Les rues sont désertes. Il fait nuit noire. Nous ne voyons pas où nous posons les pieds. J'aurais dû prendre ma lampe de poche. Je crains d'écraser un rat, de glisser sur une flaque de gazole ou tomber dans un trou de la chaussée défoncée. Les haut-parleurs perchés en haut des pylônes se sont tus. J'aime le son réverbéré que leur nombre procure lorsqu'ils hurlent dès le matin leurs émissions de propagande et la musique répétitive à base d'orgues à bouche. Tout est redevenu si calme. Même les postes de télé allumés sans interruption et trônant dans les logis quasiment vides d'autres meubles sont éteints. À neuf heures du soir, tout le monde est déjà couché à Luang Nam Tha, soixante kilomètres au sud de la frontière chinoise. Les Laotiens se couchent et se lèvent tôt. Le froid est tombé lorsque le soleil, brûlant dans la journée, s'est couché. Nous sommes le 12 janvier. Une boutique est restée ouverte à cause de nous, un Web Café où nous nettoyons nos boîtes à lettres saturées. Nous nous sommes déchaussés, comme chaque fois que nous franchissons un seuil. Je jette un coup d'œil au site Poptronics et m'aperçois qu'Annick Rivoire a mis en ligne ma "petite" contribution intitulée L'étincelle, augmentée d'un entretien avec Elisabeth Lebovici et elle-même, et complétée par plusieurs œuvres musicales inédites dont mes premières datées de 1965 et 1968. La veille, elle a annoncé mon PopLab ainsi, en titrant ''Birgé met le feu au pop’lab''...


Il est parti à l’autre bout du monde, en promettant de ne pas se connecter, ou le moins possible, n’a tout de même pas pu s’empêcher de poster ses vœux sur son blog pêle-mêle, depuis la frontière laotienne. La veille, il vérifiait encore de façon quasi-obsessionnelle la dernière virgule à rajouter sur son pop’lab. La sixième parution du magazine en PDF de poptronics, donc, est signée Jean-Jacques Birgé. Le musicien, compositeur, cinéaste, auteur multimédia, designer sonore et génial autodidacte s’est collé à ce qui démange, à ce qui dérange : à l’origine même de la création artistique.
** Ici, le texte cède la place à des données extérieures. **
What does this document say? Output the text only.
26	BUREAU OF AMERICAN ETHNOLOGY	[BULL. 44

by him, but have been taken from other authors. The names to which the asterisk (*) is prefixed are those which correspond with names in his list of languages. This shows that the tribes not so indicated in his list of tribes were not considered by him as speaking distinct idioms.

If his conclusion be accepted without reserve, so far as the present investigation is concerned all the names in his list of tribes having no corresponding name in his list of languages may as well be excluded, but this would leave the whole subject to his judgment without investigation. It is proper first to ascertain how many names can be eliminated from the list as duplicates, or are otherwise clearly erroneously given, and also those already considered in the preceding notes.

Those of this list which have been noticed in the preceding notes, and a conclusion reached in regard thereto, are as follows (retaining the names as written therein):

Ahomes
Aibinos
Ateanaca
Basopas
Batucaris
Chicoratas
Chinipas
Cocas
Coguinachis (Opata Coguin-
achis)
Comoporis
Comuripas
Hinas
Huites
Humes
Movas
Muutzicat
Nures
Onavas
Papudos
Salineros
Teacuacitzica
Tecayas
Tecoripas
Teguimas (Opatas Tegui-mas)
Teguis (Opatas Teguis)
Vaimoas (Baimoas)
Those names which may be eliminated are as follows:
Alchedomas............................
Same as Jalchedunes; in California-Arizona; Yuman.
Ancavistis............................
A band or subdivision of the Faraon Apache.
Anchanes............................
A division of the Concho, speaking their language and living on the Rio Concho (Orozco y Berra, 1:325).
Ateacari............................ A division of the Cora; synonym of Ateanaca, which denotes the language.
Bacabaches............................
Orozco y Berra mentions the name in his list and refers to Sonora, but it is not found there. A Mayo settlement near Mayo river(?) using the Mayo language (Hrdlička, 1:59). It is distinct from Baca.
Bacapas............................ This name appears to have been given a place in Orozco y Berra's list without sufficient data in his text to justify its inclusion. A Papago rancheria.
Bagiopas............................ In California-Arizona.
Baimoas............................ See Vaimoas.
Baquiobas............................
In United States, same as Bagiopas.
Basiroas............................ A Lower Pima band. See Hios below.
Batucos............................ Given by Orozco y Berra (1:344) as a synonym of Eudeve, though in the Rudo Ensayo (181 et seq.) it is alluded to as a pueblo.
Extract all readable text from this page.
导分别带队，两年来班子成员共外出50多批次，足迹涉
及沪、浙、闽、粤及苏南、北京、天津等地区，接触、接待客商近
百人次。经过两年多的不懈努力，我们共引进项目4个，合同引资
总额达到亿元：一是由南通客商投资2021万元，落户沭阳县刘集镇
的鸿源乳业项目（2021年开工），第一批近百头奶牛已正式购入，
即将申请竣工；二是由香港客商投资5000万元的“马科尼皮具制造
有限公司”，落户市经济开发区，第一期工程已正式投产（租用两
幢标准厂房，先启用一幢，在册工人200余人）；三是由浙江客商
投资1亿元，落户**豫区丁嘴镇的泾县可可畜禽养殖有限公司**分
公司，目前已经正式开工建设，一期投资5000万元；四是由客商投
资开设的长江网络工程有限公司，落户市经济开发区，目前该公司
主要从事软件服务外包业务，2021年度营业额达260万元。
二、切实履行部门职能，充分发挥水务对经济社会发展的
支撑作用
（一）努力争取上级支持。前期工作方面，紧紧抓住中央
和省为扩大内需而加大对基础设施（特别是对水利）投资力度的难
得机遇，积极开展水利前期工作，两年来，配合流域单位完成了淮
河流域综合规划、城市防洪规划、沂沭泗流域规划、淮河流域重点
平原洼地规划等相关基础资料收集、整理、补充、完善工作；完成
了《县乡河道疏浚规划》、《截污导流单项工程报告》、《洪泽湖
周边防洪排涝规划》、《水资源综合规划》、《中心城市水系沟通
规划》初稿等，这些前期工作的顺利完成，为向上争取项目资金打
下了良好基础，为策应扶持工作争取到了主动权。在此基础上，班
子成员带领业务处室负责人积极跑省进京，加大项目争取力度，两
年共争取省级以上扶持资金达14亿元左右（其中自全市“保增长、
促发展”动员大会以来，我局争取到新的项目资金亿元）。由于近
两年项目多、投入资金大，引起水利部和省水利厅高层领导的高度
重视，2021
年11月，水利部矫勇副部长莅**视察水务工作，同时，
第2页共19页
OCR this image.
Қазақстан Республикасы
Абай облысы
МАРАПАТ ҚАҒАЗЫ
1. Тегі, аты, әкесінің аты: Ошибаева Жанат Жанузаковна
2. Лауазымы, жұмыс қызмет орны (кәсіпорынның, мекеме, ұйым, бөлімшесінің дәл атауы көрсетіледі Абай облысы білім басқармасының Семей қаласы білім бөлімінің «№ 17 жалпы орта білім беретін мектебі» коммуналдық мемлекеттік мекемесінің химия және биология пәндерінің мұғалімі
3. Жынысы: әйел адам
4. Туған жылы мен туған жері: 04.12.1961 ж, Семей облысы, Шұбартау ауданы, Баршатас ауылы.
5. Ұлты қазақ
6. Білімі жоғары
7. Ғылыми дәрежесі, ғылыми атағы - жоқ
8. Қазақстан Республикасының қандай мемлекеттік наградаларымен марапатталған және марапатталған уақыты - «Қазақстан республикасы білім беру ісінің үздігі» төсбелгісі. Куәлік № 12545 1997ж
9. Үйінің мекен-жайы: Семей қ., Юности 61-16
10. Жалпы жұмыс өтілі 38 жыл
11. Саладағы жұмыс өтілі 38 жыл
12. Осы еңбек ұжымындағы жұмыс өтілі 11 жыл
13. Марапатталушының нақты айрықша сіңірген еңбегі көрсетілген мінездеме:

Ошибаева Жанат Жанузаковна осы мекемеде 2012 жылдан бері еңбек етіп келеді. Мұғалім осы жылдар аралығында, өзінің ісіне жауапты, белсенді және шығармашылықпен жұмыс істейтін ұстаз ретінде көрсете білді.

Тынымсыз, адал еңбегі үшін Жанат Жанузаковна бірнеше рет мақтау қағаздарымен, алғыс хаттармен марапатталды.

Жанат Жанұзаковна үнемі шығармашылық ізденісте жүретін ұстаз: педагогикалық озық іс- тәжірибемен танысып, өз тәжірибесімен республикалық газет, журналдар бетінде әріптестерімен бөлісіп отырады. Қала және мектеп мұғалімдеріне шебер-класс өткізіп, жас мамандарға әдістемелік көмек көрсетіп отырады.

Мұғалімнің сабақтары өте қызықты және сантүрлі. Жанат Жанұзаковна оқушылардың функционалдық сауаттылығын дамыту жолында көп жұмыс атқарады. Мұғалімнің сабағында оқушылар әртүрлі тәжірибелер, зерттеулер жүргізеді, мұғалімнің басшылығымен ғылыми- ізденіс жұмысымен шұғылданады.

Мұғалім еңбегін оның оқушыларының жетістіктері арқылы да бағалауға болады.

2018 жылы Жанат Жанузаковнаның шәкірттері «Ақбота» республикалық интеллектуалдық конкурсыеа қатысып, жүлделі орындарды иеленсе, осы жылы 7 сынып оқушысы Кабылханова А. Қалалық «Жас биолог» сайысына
Cet artiste prolifique doté à la fois d’une culture encyclopédique et d’un goût pour les nouveautés technos est un prototype à lui tout seul. Né en 1952, voilà plus de trente ans que le co-fondateur d’Un Drame Musical Instantané investit tous les domaines artistiques, en en transgressant toutes les frontières. Il fait chanter les lapins communicants et cultive son blog avec la même gourmandise qu’il emploie à mitonner avec ses amis les réalisations multimédias les plus inventives (« Machiavel », « Alphabet », « Somnambules »…).


Pour répondre à l’invitation du pop’lab, il a choisi d’écrire un texte enrichi de liens hypertextes et de sons parfois inédits, tirés de ses archives numérisées pour l’occasion. En parfait passionné de l’improvisation, Birgé y compose une réponse autour de l’étincelle créatrice. Est-il possible d’analyser l’acte créateur ? D’où vient l’impulsion ? Comment la préserver ? Comment entretenir la flamme ? Variations impromptues sur le même thème… Bien loin de la réflexion théorique maintes fois rebattue, Jean-Jacques Birgé pose ces questions à la première personne du singulier, profitant de l’exercice pour se réinventer au passage. Un « work in progress » à son image, amateur et référencé, littéraire et limpide, réfléchi, rythmé et imaginatif.